To produce this output in a uniform manner, use these printing statements:- For C or C++, use:
printf("ID=%5d, predicted=%3d, probability = %.4lf, true=%3d, accuracy=%4.2lf\n",
object_id, probability, predicted_class, true_class, accuracy);
- For Java, use:
System.out.printf("ID=%5d, predicted=%3d, probability = %.4f, true=%3d, accuracy=%4.2f\n",
object_id, predicted_class, probability, true_class, accuracy);
- For
Python or any other language, just make sure that you use formatting
specifies that produce aligned output that matches the specs given for
C and Java.
After
you have printed the results for all test objects, you should print the
overall classification accuracy, which is defined as the average of the
classification accuracies you printed out for each test object. To
print the classification accuracy in a uniform manner, use these
printing statements:- For C or C++, use:
printf("classification accuracy=%6.4lf\n", classification_accuracy);
- For Java, use:
System.out.printf("classification accuracy=%6.4f\n", classification_accuracy);
- For
Python or any other language, just make sure that you use formatting
specifies that produce aligned output that matches the specs given for
C and Java.
Grading
- 20 points: Correct estimation of histograms, correct probabilities estimated for each bin.

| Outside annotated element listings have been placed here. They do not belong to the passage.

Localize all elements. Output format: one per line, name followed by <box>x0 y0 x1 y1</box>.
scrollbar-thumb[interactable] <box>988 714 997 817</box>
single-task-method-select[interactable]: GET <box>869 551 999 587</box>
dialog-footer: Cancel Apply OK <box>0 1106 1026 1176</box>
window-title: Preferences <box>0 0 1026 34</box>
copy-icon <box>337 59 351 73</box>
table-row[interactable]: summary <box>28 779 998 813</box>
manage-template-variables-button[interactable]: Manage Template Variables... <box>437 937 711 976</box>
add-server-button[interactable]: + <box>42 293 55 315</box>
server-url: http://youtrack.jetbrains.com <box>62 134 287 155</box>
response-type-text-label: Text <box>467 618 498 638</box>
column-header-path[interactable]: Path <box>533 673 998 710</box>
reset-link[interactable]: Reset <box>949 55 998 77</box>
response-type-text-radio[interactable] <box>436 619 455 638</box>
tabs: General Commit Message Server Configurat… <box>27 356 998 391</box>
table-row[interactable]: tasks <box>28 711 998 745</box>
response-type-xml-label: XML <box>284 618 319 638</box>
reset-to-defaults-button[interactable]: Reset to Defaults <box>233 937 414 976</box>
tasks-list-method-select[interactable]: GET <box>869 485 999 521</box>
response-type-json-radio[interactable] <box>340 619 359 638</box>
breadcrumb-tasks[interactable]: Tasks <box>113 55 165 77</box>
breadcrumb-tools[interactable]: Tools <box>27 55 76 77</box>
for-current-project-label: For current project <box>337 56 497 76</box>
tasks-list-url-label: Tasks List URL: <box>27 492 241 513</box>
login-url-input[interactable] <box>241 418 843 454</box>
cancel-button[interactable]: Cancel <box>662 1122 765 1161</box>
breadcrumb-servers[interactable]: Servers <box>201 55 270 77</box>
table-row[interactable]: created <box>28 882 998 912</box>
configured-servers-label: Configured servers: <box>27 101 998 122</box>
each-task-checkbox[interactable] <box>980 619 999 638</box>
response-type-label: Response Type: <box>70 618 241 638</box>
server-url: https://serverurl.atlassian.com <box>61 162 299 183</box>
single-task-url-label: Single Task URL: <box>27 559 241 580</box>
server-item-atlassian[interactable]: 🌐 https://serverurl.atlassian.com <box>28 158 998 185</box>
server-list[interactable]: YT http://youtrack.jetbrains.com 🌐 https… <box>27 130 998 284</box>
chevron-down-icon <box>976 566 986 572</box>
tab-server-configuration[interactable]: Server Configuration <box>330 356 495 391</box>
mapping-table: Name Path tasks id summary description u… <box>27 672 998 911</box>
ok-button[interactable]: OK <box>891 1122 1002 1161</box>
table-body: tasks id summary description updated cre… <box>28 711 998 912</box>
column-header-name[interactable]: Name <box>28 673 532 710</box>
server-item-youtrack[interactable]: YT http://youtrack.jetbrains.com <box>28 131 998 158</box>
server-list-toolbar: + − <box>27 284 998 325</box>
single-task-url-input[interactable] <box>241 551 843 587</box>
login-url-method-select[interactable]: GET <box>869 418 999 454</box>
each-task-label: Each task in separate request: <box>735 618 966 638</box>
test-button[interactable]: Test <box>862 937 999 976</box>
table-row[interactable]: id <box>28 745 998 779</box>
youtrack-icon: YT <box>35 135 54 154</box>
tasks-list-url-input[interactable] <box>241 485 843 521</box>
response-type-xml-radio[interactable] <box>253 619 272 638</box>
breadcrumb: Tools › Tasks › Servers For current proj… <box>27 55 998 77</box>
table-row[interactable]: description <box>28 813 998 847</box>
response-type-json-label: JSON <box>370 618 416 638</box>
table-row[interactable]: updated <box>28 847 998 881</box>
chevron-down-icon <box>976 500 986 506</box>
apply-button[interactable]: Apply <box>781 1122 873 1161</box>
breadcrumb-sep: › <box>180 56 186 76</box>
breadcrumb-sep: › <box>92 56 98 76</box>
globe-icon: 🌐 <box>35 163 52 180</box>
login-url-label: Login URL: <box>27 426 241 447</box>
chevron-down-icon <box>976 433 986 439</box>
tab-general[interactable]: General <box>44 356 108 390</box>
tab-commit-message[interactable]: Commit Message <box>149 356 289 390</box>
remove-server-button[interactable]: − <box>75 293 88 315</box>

- 20 points: Correct estimation of Gaussians, correct mean and standard deviation estimated for each Gaussian.
- 20
points: Correct estimation of mixtures of Gaussians, correct mean and
standard deviation estimated for each Gaussian of each mixture.
- 10 points: Correct application of a naive Bayes classifier based on histograms for classification of test data.
- 10 points: Correct application of a naive Bayes classifier based on Gaussians for classification of test data.
- 10 points: Correct application of a naive Bayes classifier based on mixtures of Gaussians for classification of test data.
- 10 points: Following the specifications in producing the required output.
How to submit
Submissions should be made using Blackboard.
Implementations in Python, C, C++, and Java will be accepted. If you
would like
to use another language, please first check with the instructor via
e-mail. Points will be taken off for failure to comply with this
requirement.
Submit a ZIPPED directory called programming-assignment7.zip
(no other
forms of compression accepted, contact the instructor or TA if you do
not know how to produce .zip files). The directory should
contain:
- Source code for the programming part. Including binaries
is optional.
- A file called readme.txt,
which should specify precisely:
- Name and UTA ID of the student.
- What programming language is used.
- How to run the code, including very specific
compilation
instructions. Instructions such as "compile using g++" are NOT
considered specific. Providing all the command lines that are needed to
complete the compilation on omega is specific.
Insufficient or unclear instructions will be penalized by up to 20
points.
Code that does not run on omega machines gets AT MOST half credit,
unless you obtained prior written permission.